Virus Outbreak Could Dampen India's Blockbuster Listing

As SBI Cards started taking orders on Monday, investors are wondering how much the company's float can exceed its $1.4 billion target in the face of the coronavirus outbreak.

India's stocks fell for the seventh day amid the virus scare, and investors are wondering whether the blockbuster initial public offering (IPO) by SBI Cards and Payment Services can still exceed the valuation at the upper end of its price band. At 755 rupees apiece, the offering will fetch 103 billion rupees ($1.4 billion) and value the issuer at over 49 times the trailing 12-month earnings, the dearest among global peers including Visa and American Express.

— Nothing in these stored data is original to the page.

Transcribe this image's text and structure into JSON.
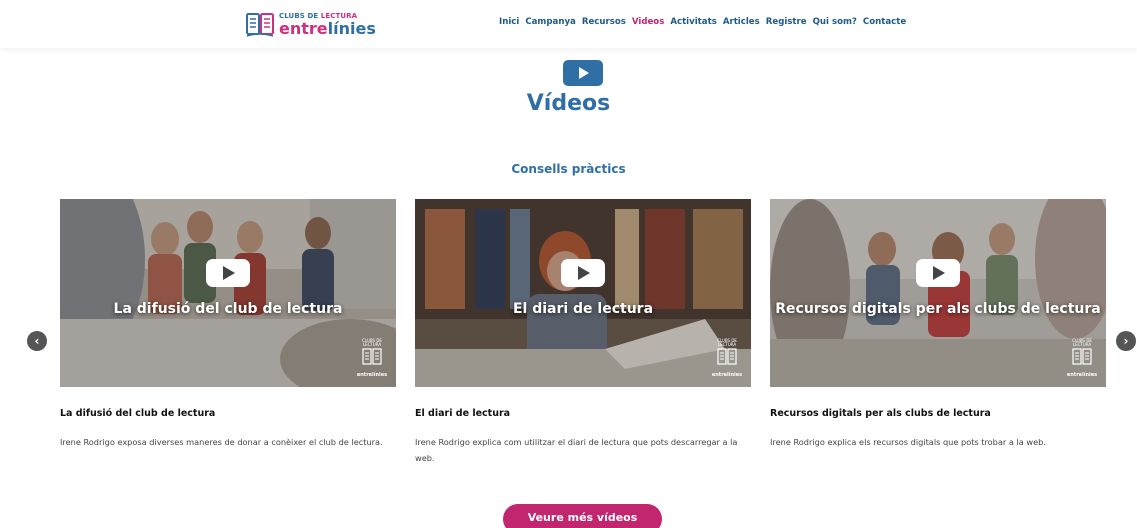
{
  "header": {
    "logo": {
      "small_left": "CLUBS DE ",
      "small_right": "LECTURA",
      "big_left": "entre",
      "big_right": "línies"
    },
    "nav": [
      {
        "label": "Inici"
      },
      {
        "label": "Campanya"
      },
      {
        "label": "Recursos"
      },
      {
        "label": "Videos",
        "active": true
      },
      {
        "label": "Activitats"
      },
      {
        "label": "Articles"
      },
      {
        "label": "Registre"
      },
      {
        "label": "Qui som?"
      },
      {
        "label": "Contacte"
      }
    ]
  },
  "main": {
    "title_icon": "play-icon",
    "title": "Vídeos",
    "section_title": "Consells pràctics",
    "carousel": {
      "prev_icon": "chevron-left-icon",
      "next_icon": "chevron-right-icon",
      "cards": [
        {
          "overlay": "La difusió del club de lectura",
          "title": "La difusió del club de lectura",
          "description": "Irene Rodrigo exposa diverses maneres de donar a conèixer el club de lectura.",
          "watermark_small": "CLUBS DE LECTURA",
          "watermark": "entrelínies"
        },
        {
          "overlay": "El diari de lectura",
          "title": "El diari de lectura",
          "description": "Irene Rodrigo explica com utilitzar el diari de lectura que pots descarregar a la web.",
          "watermark_small": "CLUBS DE LECTURA",
          "watermark": "entrelínies"
        },
        {
          "overlay": "Recursos digitals per als clubs de lectura",
          "title": "Recursos digitals per als clubs de lectura",
          "description": "Irene Rodrigo explica els recursos digitals que pots trobar a la web.",
          "watermark_small": "CLUBS DE LECTURA",
          "watermark": "entrelínies"
        }
      ]
    },
    "cta": "Veure més vídeos"
  },
  "colors": {
    "brand_blue": "#2f6fa6",
    "brand_pink": "#c2266f"
  }
}
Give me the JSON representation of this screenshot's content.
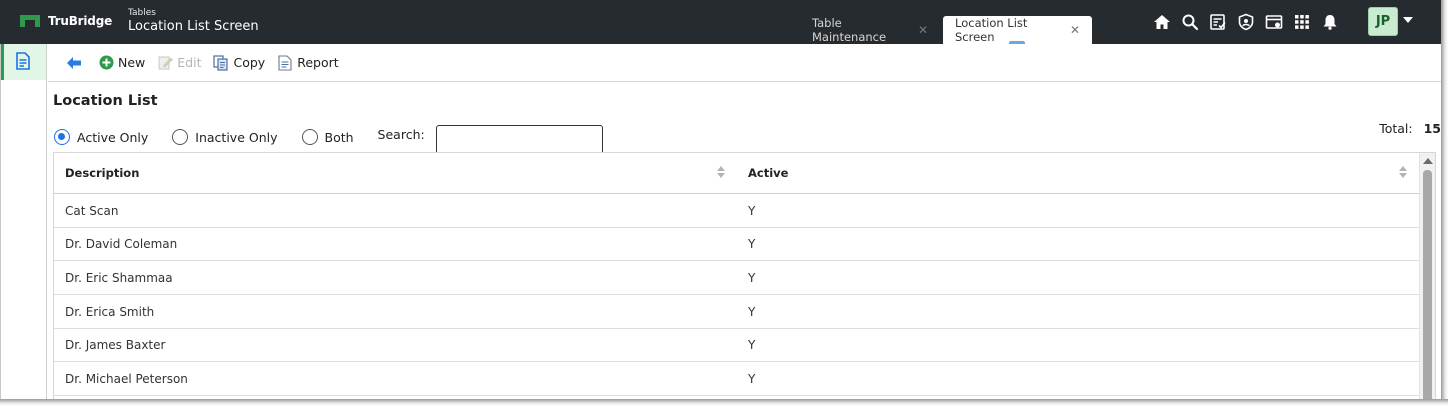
{
  "app": {
    "brand": "TruBridge",
    "section": "Tables",
    "screen_title": "Location List Screen"
  },
  "tabs": [
    {
      "label": "Table Maintenance",
      "active": false
    },
    {
      "label": "Location List Screen",
      "active": true
    }
  ],
  "header_icons": [
    "home-icon",
    "search-icon",
    "checklist-icon",
    "shield-icon",
    "calendar-icon",
    "apps-grid-icon",
    "bell-icon"
  ],
  "user": {
    "initials": "JP"
  },
  "toolbar": {
    "back_icon": "back-arrow-icon",
    "new_label": "New",
    "edit_label": "Edit",
    "copy_label": "Copy",
    "report_label": "Report"
  },
  "page": {
    "title": "Location List",
    "filters": {
      "active_only": "Active Only",
      "inactive_only": "Inactive Only",
      "both": "Both",
      "selected": "Active Only"
    },
    "search_label": "Search:",
    "search_value": "",
    "total_label": "Total:",
    "total_count": "15"
  },
  "table": {
    "columns": [
      "Description",
      "Active"
    ],
    "rows": [
      {
        "description": "Cat Scan",
        "active": "Y"
      },
      {
        "description": "Dr. David Coleman",
        "active": "Y"
      },
      {
        "description": "Dr. Eric Shammaa",
        "active": "Y"
      },
      {
        "description": "Dr. Erica Smith",
        "active": "Y"
      },
      {
        "description": "Dr. James Baxter",
        "active": "Y"
      },
      {
        "description": "Dr. Michael Peterson",
        "active": "Y"
      }
    ]
  },
  "colors": {
    "topbar": "#262b30",
    "brand_green": "#2e9a4c",
    "radio_blue": "#1a73e8",
    "avatar_bg": "#c9ecd1"
  }
}
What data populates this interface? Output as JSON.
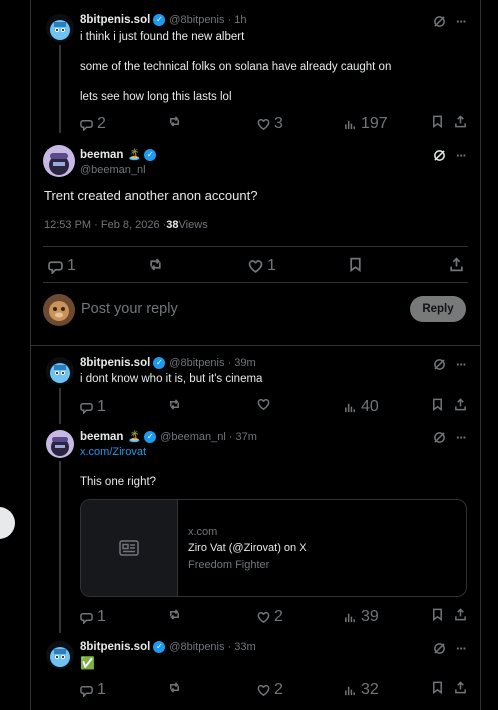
{
  "tweet1": {
    "name": "8bitpenis.sol",
    "handle": "@8bitpenis",
    "time": "· 1h",
    "lines": [
      "i think i just found the new albert",
      "some of the technical folks on solana have already caught on",
      "lets see how long this lasts lol"
    ],
    "replies": "2",
    "likes": "3",
    "views": "197"
  },
  "main": {
    "name": "beeman",
    "emoji": "🏝️",
    "handle": "@beeman_nl",
    "text": "Trent created another anon account?",
    "timestamp": "12:53 PM · Feb 8, 2026 · ",
    "views_count": "38",
    "views_label": " Views",
    "replies": "1",
    "likes": "1"
  },
  "composer": {
    "placeholder": "Post your reply",
    "button": "Reply"
  },
  "reply1": {
    "name": "8bitpenis.sol",
    "handle": "@8bitpenis",
    "time": "· 39m",
    "text": "i dont know who it is, but it's cinema",
    "replies": "1",
    "views": "40"
  },
  "reply2": {
    "name": "beeman",
    "emoji": "🏝️",
    "handle": "@beeman_nl",
    "time": "· 37m",
    "link": "x.com/Zirovat",
    "text": "This one right?",
    "card": {
      "domain": "x.com",
      "title": "Ziro Vat (@Zirovat) on X",
      "desc": "Freedom Fighter"
    },
    "replies": "1",
    "likes": "2",
    "views": "39"
  },
  "reply3": {
    "name": "8bitpenis.sol",
    "handle": "@8bitpenis",
    "time": "· 33m",
    "text": "✅",
    "replies": "1",
    "likes": "2",
    "views": "32"
  },
  "colors": {
    "accent": "#1d9bf0",
    "muted": "#71767b",
    "border": "#2f3336",
    "background": "#000000"
  }
}
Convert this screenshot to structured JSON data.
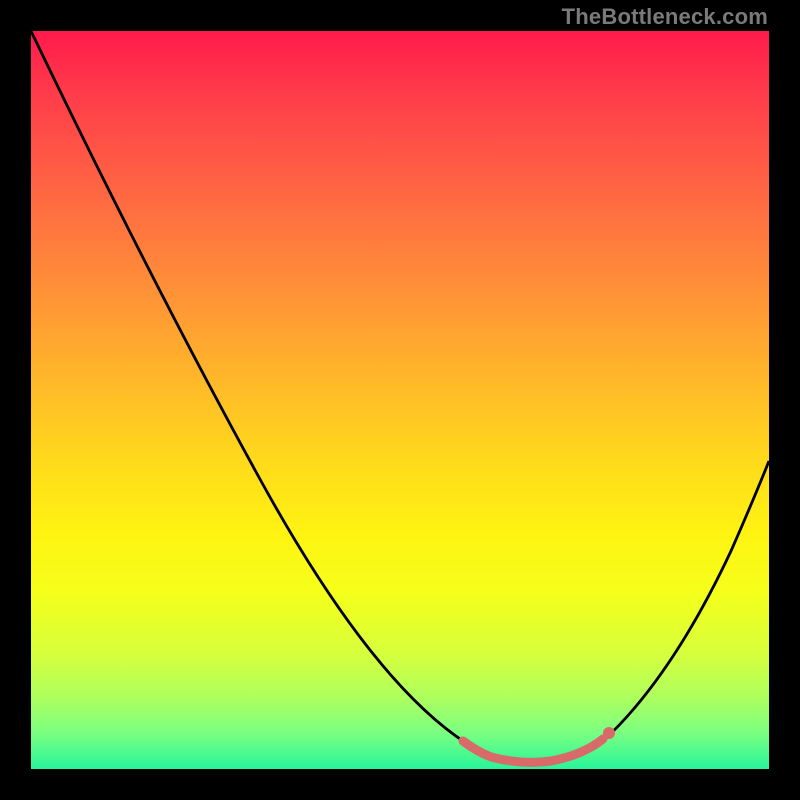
{
  "watermark": "TheBottleneck.com",
  "colors": {
    "gradient_top": "#ff1a4b",
    "gradient_bottom": "#28f59a",
    "curve": "#000000",
    "marker": "#d86a6a",
    "frame": "#000000",
    "watermark": "#7a7a7a"
  },
  "chart_data": {
    "type": "line",
    "title": "",
    "xlabel": "",
    "ylabel": "",
    "note": "No axis ticks or labels are visible; values are read from normalized plot-area pixel coordinates (0–100 each axis, y=0 at top).",
    "series": [
      {
        "name": "bottleneck-curve",
        "x": [
          0,
          15,
          31,
          46,
          59,
          64,
          69,
          74,
          77,
          87,
          95,
          100
        ],
        "y": [
          0,
          32,
          61,
          88,
          96,
          99,
          99,
          99,
          96,
          88,
          70,
          58
        ]
      },
      {
        "name": "optimal-range-marker",
        "x": [
          59,
          62,
          66,
          70,
          75,
          78
        ],
        "y": [
          96,
          98,
          99,
          99,
          98,
          96
        ]
      }
    ],
    "xlim": [
      0,
      100
    ],
    "ylim": [
      0,
      100
    ],
    "grid": false,
    "legend": false
  }
}
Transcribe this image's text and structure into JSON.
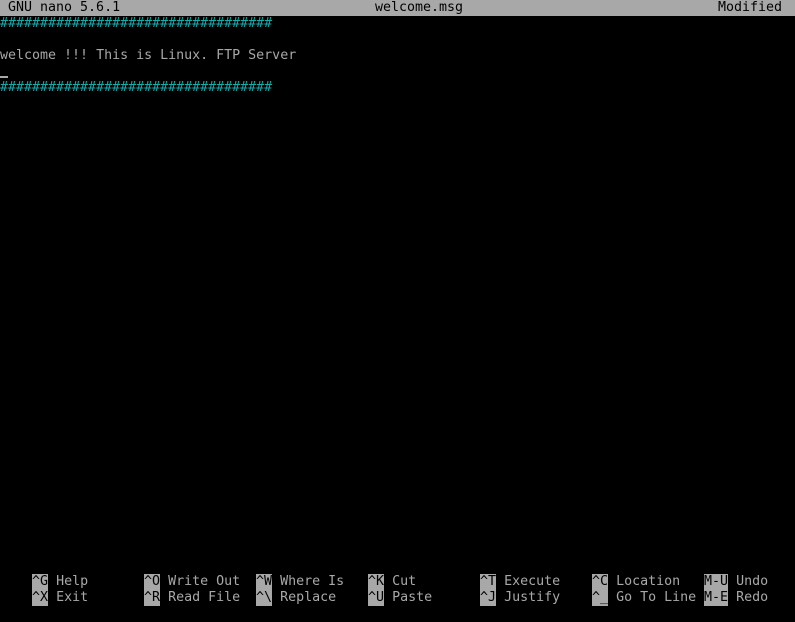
{
  "titlebar": {
    "app": "GNU nano 5.6.1",
    "filename": "welcome.msg",
    "status": "Modified"
  },
  "buffer": {
    "hash_line_1": "##################################",
    "blank_line": "",
    "text_line": "welcome !!! This is Linux. FTP Server",
    "hash_line_2": "##################################"
  },
  "shortcuts": {
    "row1": [
      {
        "key": "^G",
        "label": "Help"
      },
      {
        "key": "^O",
        "label": "Write Out"
      },
      {
        "key": "^W",
        "label": "Where Is"
      },
      {
        "key": "^K",
        "label": "Cut"
      },
      {
        "key": "^T",
        "label": "Execute"
      },
      {
        "key": "^C",
        "label": "Location"
      },
      {
        "key": "M-U",
        "label": "Undo"
      }
    ],
    "row2": [
      {
        "key": "^X",
        "label": "Exit"
      },
      {
        "key": "^R",
        "label": "Read File"
      },
      {
        "key": "^\\",
        "label": "Replace"
      },
      {
        "key": "^U",
        "label": "Paste"
      },
      {
        "key": "^J",
        "label": "Justify"
      },
      {
        "key": "^_",
        "label": "Go To Line"
      },
      {
        "key": "M-E",
        "label": "Redo"
      }
    ]
  },
  "colors": {
    "background": "#000000",
    "foreground": "#a8a8a8",
    "accent_cyan": "#17a8a8"
  }
}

«The subscription will be good but it will not be up to its true potential had it come three weeks ago. I’d rather buy it after the listing,» said Sameer Kalra, a strategist at Mumbai-based Target Investing, who was quoted in «Bloomberg» (behind paywall). Kalra said he would not buy at the initial public offering (IPO) due to high valuation and increasing competition from alternative digital payment platforms. 

Biggest Sell-Offs

With global stock markets still reeling from one of the biggest sell-offs since the global financial crisis, further coronavirus-fueled declines in India may impact the IPO’s over-subscription rate, which in turn may limit the premium on the listing. As a reference, Indian Railway Catering & Tourism Corp.’s share sale in October attracted bids 112 times the IPO size, and the stock went on to list at double the offer price.

SBI Cards and Payment Services sale was 39 percent subscribed as of 5 p.m. in Mumbai on Monday, with bidding to continue until Thursday. SBI Cards is 74 percent owned by State Bank of India, the nation’s largest lender, and Carlyle Group has the remaining 26%. SBI is shaving a 4 percent stake, while Carlyle is selling 10 percent of its holding, according to the prospectus.